Vaya por delante mi sincero agradecimiento a D. Sebastián Burón Cervantes por facilitarme fotografías e información en relación al artículo que, a continuación, se expone:
Tenía cinco años y mis padres se habían trasladado a vivir a una de las trece casas ubicadas en el llamado Reducto, que, otrora, era un solar de unos, aproximadamente, cuatro mil metros cuadrados formado por dos o tres viejas casas desperdigadas, lifehack entre ellas la de mi abuela Rosalía. En el centro de este solar, una fuente con un caño por el que manaba agua, lugar este, recuerdo, donde los pequeños, además de beber y jugar, matábamos avispas y poníamos cepos para cazar pájaros.
Pronto el barrio se convirtió en zona habitada con calles asfaltadas y espacios abiertos para jardineras que nunca tuvieron ese uso. Las trece casas, pintadas de color rojo, conformaban los cincuenta y dos pisos de la barriada. Me estoy refiriendo, por supuesto, a las llamadas “Casas Nuevas”.
Pues bien, entonces, desde mi dormitorio situado en la parte superior de la casa de mis padres, la panorámica que perfectamente ahora visualizo era espectacular por su belleza y colorido. En mi mente, la Casa de la Verja. La recuerdo así:
Bajo mi mirada, la confluencia de dos importantes calles de Vera: del Mar y del Aire (hoy, Juan Anglada). La primera estaba asfaltada por servir de carretera que cruzaba el pueblo y nos conducía a Garrucha. La segunda era de tierra apisonada y nos acercaba al centro de la ciudad: Plaza Mayor, Iglesia y Ayuntamiento. El asfalto de las calles en los pueblos – principio de los años cincuenta- era de muy difícil logro.
A mi izquierda, el Convento de la Victoria,-s. XVII-, cubierta su fachada norte hasta la cúspide de su torre de hiedra de verdes hojas pecioladas donde anidaban centenares de pájaros, entre los que destacaban vencejos y gorriones. Este convento, también llamado de los Padres Mínimos –Orden fundada por San Francisco de Paula en el s. XV, distinguiéndose sus integrantes por la humildad- fue lugar de amparo de imágenes de santos que desfilaban en procesión en Semana Santa.
Enfrente, una casa encalada de amplias habitaciones y dos alturas con techumbre a dos aguas.
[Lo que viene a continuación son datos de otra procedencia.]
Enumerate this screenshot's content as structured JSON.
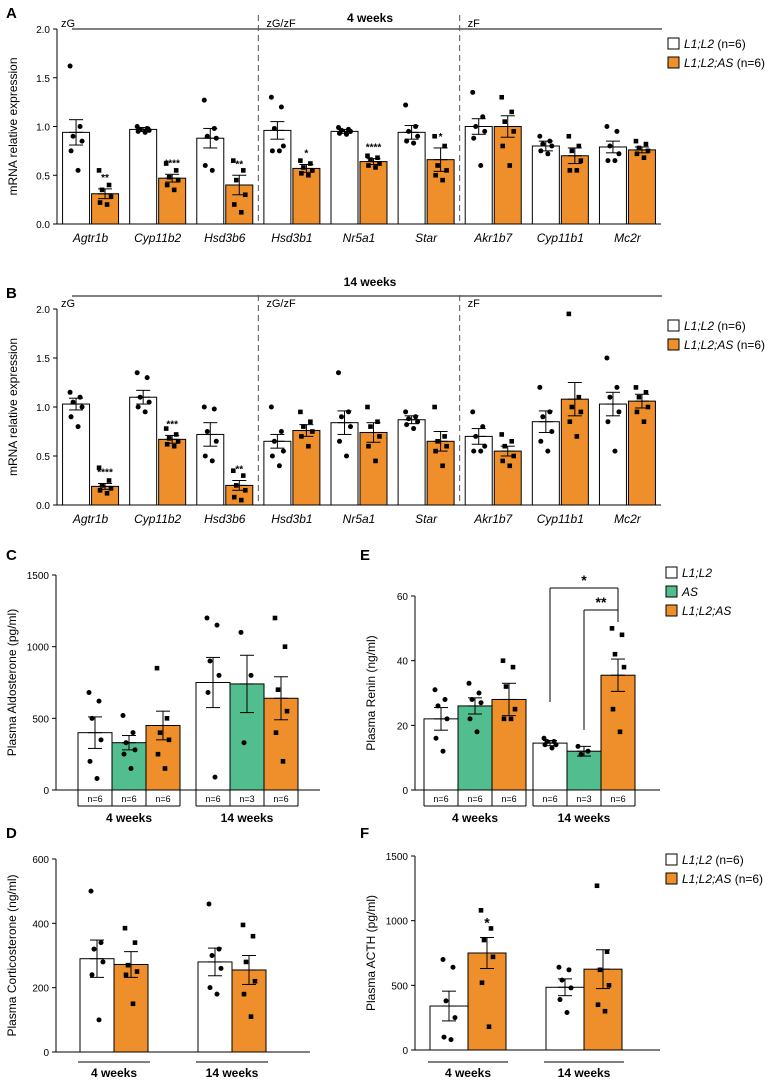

La fachada este de la casa –unos cuarenta metros de larga- estaba aireada por ventanales con balcones de hierro pintados en negro como si de puertas con cancelas se tratara. Delante de la casa, un jardín rectangular de unos mil metros cuadrados cercado por una valla de obra y sobre ella una empalizada o verja de madera de color gris y de forma romboidal acabada en su extremo en punta de flecha. Se accedía, siempre que el perro pastor alemán lo permitiese, al caserón a través de dos puertas de madera que hacían juego con la verja y, por la norte, siempre cerrada, por una situada en la calle del Mar. A la izquierda, lindando con el convento, una caballeriza. El resto del espacio, ese inmenso jardín formado por una gigantesca buganvilla, adelfas, rosales, una platanera, dos palmeras, naranjos, mandarineros y otros árboles frutales, así como un cenador o pérgola en forma circular cercado de plantas. Asimismo, poseía, además, una balsa cuadrada que se abastecía del agua proveniente de la fuente de la Plaza Mayor para regar la plantación.
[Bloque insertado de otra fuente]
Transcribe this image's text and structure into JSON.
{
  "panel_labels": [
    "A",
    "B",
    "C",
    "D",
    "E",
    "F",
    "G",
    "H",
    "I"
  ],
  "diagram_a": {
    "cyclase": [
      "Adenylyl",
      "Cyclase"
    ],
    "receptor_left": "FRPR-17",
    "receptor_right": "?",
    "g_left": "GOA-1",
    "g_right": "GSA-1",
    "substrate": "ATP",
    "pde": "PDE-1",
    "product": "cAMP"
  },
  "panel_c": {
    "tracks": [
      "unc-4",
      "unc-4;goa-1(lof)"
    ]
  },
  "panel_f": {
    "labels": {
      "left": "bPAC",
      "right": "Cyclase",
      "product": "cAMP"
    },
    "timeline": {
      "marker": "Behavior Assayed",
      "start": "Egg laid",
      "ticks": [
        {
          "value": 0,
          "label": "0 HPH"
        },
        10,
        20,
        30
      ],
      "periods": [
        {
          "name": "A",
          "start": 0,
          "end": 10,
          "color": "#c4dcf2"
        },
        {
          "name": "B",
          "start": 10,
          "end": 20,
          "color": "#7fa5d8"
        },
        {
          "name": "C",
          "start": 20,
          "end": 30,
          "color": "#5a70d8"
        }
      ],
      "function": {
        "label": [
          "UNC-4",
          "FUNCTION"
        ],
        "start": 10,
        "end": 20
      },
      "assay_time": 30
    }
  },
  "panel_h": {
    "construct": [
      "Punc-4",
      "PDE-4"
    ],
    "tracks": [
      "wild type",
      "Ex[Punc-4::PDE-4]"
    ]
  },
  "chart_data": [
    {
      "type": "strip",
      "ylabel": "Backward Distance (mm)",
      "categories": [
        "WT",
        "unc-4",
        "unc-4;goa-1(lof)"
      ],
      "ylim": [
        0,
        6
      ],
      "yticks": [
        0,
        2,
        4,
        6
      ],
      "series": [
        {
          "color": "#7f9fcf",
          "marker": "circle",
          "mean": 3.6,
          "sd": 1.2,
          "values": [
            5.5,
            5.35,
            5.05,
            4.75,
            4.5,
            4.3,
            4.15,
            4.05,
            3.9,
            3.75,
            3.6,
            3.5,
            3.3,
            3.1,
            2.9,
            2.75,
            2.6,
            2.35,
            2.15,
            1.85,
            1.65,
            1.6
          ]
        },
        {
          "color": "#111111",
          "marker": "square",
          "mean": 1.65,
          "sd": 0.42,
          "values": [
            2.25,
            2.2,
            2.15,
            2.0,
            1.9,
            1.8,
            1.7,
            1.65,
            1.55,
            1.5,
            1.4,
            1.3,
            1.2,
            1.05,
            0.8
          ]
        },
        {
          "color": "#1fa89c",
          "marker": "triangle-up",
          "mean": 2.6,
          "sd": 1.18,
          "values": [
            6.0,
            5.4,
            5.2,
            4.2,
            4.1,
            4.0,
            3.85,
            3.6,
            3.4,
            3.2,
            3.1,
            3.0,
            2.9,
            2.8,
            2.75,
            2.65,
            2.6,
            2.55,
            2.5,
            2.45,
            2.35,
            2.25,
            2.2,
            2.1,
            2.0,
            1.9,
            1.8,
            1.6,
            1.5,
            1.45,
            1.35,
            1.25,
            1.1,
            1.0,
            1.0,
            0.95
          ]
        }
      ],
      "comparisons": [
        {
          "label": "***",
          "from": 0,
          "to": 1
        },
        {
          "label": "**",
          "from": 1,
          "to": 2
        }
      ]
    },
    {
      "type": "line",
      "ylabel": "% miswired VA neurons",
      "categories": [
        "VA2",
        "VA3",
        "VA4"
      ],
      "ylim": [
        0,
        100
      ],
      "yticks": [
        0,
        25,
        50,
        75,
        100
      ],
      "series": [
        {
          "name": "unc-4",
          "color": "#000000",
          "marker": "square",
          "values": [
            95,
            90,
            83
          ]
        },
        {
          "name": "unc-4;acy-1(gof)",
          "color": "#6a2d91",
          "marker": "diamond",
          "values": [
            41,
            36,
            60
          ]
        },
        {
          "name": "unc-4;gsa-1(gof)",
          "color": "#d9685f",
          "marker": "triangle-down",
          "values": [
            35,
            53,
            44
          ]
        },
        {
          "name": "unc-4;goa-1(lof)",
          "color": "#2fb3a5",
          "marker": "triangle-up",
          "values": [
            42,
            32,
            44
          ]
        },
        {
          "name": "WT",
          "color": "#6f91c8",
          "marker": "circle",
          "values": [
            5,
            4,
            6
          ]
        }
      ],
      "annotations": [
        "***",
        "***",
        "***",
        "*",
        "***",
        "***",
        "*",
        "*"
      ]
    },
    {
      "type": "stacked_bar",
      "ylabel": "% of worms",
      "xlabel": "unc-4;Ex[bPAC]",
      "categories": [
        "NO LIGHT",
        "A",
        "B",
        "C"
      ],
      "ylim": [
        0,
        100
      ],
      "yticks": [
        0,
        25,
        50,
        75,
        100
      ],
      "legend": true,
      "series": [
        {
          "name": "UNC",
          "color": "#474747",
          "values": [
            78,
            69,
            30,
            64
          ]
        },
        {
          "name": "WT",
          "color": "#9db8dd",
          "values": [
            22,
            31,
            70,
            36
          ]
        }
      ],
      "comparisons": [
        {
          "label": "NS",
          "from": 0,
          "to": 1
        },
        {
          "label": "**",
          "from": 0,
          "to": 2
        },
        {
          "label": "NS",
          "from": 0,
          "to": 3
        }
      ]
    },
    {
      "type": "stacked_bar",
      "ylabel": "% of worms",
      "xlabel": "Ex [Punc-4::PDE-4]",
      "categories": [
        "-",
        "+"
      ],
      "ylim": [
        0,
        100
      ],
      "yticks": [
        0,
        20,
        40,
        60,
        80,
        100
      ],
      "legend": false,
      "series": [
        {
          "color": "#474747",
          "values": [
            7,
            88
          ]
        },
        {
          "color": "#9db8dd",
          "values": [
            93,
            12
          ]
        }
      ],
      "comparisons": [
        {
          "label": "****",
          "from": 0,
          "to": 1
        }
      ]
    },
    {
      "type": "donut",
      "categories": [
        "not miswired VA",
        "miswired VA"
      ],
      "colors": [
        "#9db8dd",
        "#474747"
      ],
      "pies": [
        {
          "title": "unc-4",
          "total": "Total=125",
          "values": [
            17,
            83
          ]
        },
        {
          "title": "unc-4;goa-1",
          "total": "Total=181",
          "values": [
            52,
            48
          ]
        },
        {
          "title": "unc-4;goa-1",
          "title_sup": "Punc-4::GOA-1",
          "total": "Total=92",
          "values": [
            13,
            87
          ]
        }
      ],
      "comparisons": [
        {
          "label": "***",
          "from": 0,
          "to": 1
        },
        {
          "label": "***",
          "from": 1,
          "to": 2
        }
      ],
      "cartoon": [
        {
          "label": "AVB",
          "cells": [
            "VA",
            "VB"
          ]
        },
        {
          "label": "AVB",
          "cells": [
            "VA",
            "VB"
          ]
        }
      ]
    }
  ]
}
También, cómo no, esta casa tuvo su particular historia. Además de acoger a miembros de la Orden de los Padres Mínimos, durante nuestra contienda civil fue utilizada como Hospital de Sangre y atención a heridos, y, finalizada ésta, sirvió como alojamiento a soldados del Batallón de Cádiz.
Ahora, sesenta años después, mi madre, con noventa de edad y muy desmemoriada, ante mi insistencia por refrescar su memoria para sonsacarle cosas sobre la Casa de la Verja, con toda naturalidad, al contestarme fue rotunda en su aseveración: ¿no voy a recordar la casa de mi madre Rosalía, dónde nací y crié, o la de la verja, enfrente de la mía? ¡Cómo estás, hijo mío!
Créanme, amigos lectores, realmente no me lo esperaba. Por unos momentos, mi madre se trasladó, con lucidez, al pasado, siendo, en parte, fuente de inspiración en la reconstrucción de vivencias pretéritas que, por emotivas, han permanecido y permanecen, imborrables, en mi mente durante toda una vida.